State-backed banks the Royal Bank of Scotland and Lloyds Banking Group are failing to meet legally binding commitments to lend to businesses that were agreed as part ofgovernment support for the two banks.
Under the terms of the Asset Protection Scheme Lloyds pledged to lend an additional £14bn in the year to February 2010 while RBS committed to an extra £25bn in lending over the same period.
These lending pledges were agreed by the banks and the government in return for a government indemnity on up to 90% of losses on the banks’ bad debts.
But the MP Committee of Public Accounts says that although the banks were on track to meet their mortgage lending pledges as at the end of September, business lending to small and medium-sized firms is likely to fall short of legally binding targets.
The Treasury was unable to tell MPs why business lending commitments are not being met, and the Committee says it was unable to judge whether this was down to a lack of demand, a fall in the availability of funds for banks to lend, or a combination of these and other factors.

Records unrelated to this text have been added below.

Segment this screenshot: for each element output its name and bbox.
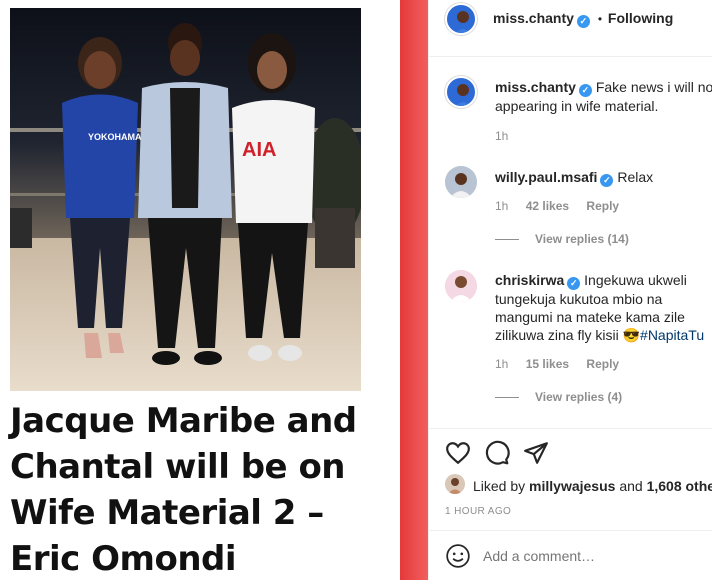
comment-likes[interactable]: 42 likes: [526, 199, 569, 213]
following-button[interactable]: Following: [608, 10, 673, 26]
view-replies-button[interactable]: View replies (14): [495, 232, 629, 246]
caption-avatar[interactable]: [445, 76, 477, 108]
verified-icon: ✓: [578, 84, 592, 97]
caption-line: Wife Material 2 –: [10, 493, 324, 533]
comment-avatar[interactable]: [445, 166, 477, 198]
caption-line: Chantal will be on: [10, 447, 346, 487]
avatar-image: [448, 478, 462, 494]
likes-connector: and: [619, 478, 643, 494]
caption-text-line1: Fake news i will not b: [595, 79, 712, 95]
comment-reply-button[interactable]: Reply: [586, 357, 619, 371]
post-caption-graphic: Jacque Maribe and Chantal will be on Wif…: [10, 398, 390, 580]
background-strip: [400, 0, 428, 580]
comment-time[interactable]: 1h: [495, 357, 508, 371]
hashtag-link[interactable]: #NapitaTu: [640, 327, 704, 343]
comment-text: Relax: [617, 169, 654, 185]
likes-others-link[interactable]: 1,608 others: [647, 478, 712, 494]
liked-by-avatar[interactable]: [445, 474, 465, 494]
smiley-icon[interactable]: [445, 543, 471, 569]
avatar-image: [445, 166, 477, 198]
comment-box-divider: [429, 530, 712, 531]
avatar-image: [445, 270, 477, 302]
post-photo: YOKOHAMA AIA: [10, 8, 361, 391]
likes-user-link[interactable]: millywajesus: [529, 478, 615, 494]
likes-summary: Liked by millywajesus and 1,608 others: [473, 478, 712, 494]
verified-icon: ✓: [600, 174, 614, 187]
caption-username[interactable]: miss.chanty: [495, 79, 576, 95]
comment-username[interactable]: willy.paul.msafi: [495, 169, 597, 185]
caption-line: Eric Omondi: [10, 539, 237, 579]
likes-prefix: Liked by: [473, 478, 526, 494]
comment-text-line4: zilikuwa zina fly kisii: [495, 327, 619, 343]
post-header: miss.chanty ✓ • Following: [429, 0, 712, 56]
comment-text-line3: mangumi na mateke kama zile: [495, 309, 685, 325]
heart-icon[interactable]: [445, 440, 471, 466]
comment-time[interactable]: 1h: [495, 199, 508, 213]
share-icon[interactable]: [523, 440, 549, 466]
avatar-image: [456, 11, 470, 33]
header-separator: •: [597, 12, 603, 26]
caption-time[interactable]: 1h: [495, 129, 508, 143]
post-sidebar: miss.chanty ✓ • Following miss.chanty ✓ Fa…: [428, 0, 712, 580]
add-comment-input[interactable]: [483, 546, 703, 566]
view-replies-button[interactable]: View replies (4): [495, 390, 622, 404]
header-avatar[interactable]: [445, 3, 477, 35]
actions-divider: [429, 428, 712, 429]
header-username[interactable]: miss.chanty: [493, 10, 574, 26]
post-image[interactable]: YOKOHAMA AIA Jacque Maribe and Chantal w…: [0, 0, 400, 580]
caption-line: Jacque Maribe and: [10, 401, 357, 441]
comment-username[interactable]: chriskirwa: [495, 272, 564, 288]
comment-text-line1: Ingekuwa ukweli: [584, 272, 687, 288]
comment-avatar[interactable]: [445, 270, 477, 302]
verified-icon: ✓: [576, 15, 590, 28]
comment-likes[interactable]: 15 likes: [526, 357, 569, 371]
comment-reply-button[interactable]: Reply: [586, 199, 619, 213]
avatar-image: [456, 84, 470, 106]
svg-text:AIA: AIA: [242, 139, 276, 161]
caption-text-line2: appearing in wife material.: [495, 98, 659, 114]
post-timestamp[interactable]: 1 HOUR AGO: [445, 506, 511, 517]
photo-illustration: YOKOHAMA AIA: [10, 8, 361, 391]
comment-icon[interactable]: [484, 440, 510, 466]
header-divider: [429, 56, 712, 57]
verified-icon: ✓: [567, 277, 581, 290]
svg-text:YOKOHAMA: YOKOHAMA: [88, 132, 142, 142]
sunglasses-emoji-icon: 😎: [622, 327, 641, 343]
comment-text-line2: tungekuja kukutoa mbio na: [495, 291, 663, 307]
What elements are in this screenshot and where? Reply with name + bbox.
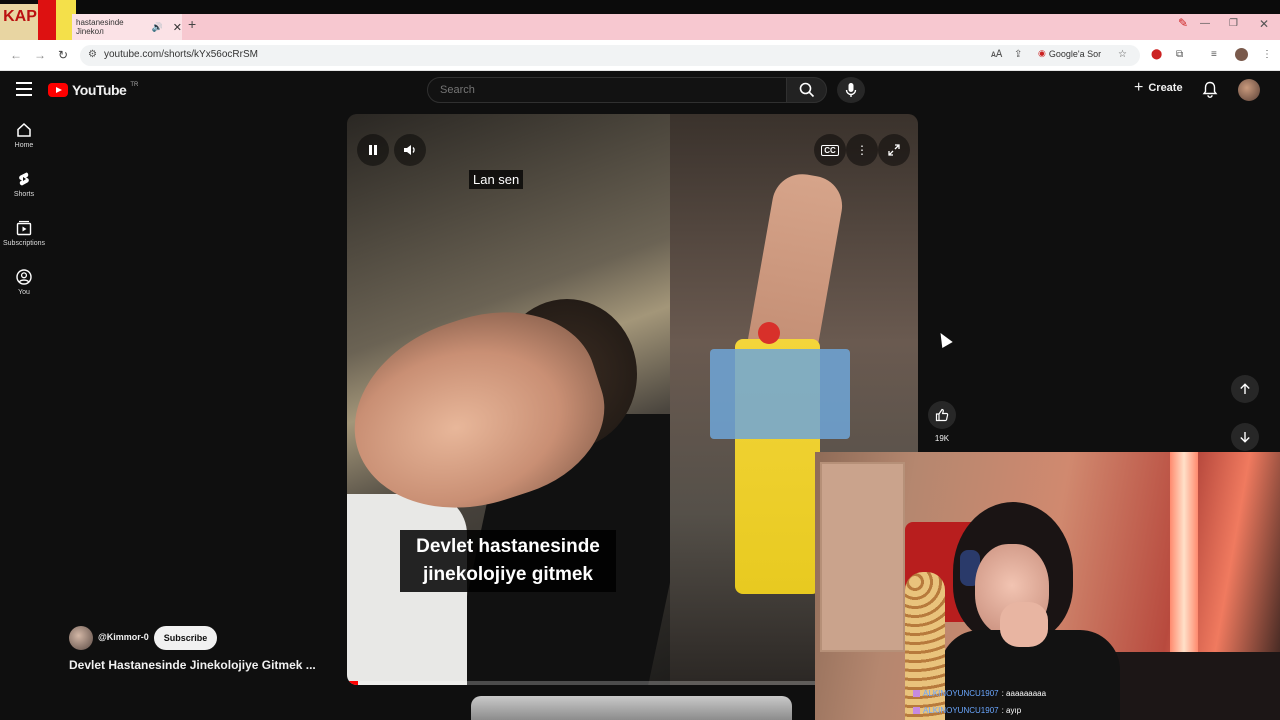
minimize-icon[interactable]: —: [1200, 18, 1210, 29]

MPs noted that the Treasury has limited sanctions in forcing banks to lend and that these should be developed further to stop banks from continuing to meet their pledges.
MPs have also attacked the Treasury for failing to notify the Committee of an £18bn indemnity provided by the Bank of England to cover RBS and HBOS loans.
The Committee dubbed this omission as “unacceptable.”
It added that it was also unacceptable that the National Audit Office had not yet been able to scrutinise the actions of the Financial Services Authority and the Bank of England to check how effectively taxpayer money was spent during the financial crisis.
The Committee says that it welcomes the recent announcement that the National Audit Office will be appointed as auditor of the FSA, and urges the Treasury to force the Bank to do the same “by direct legislation if necessary.”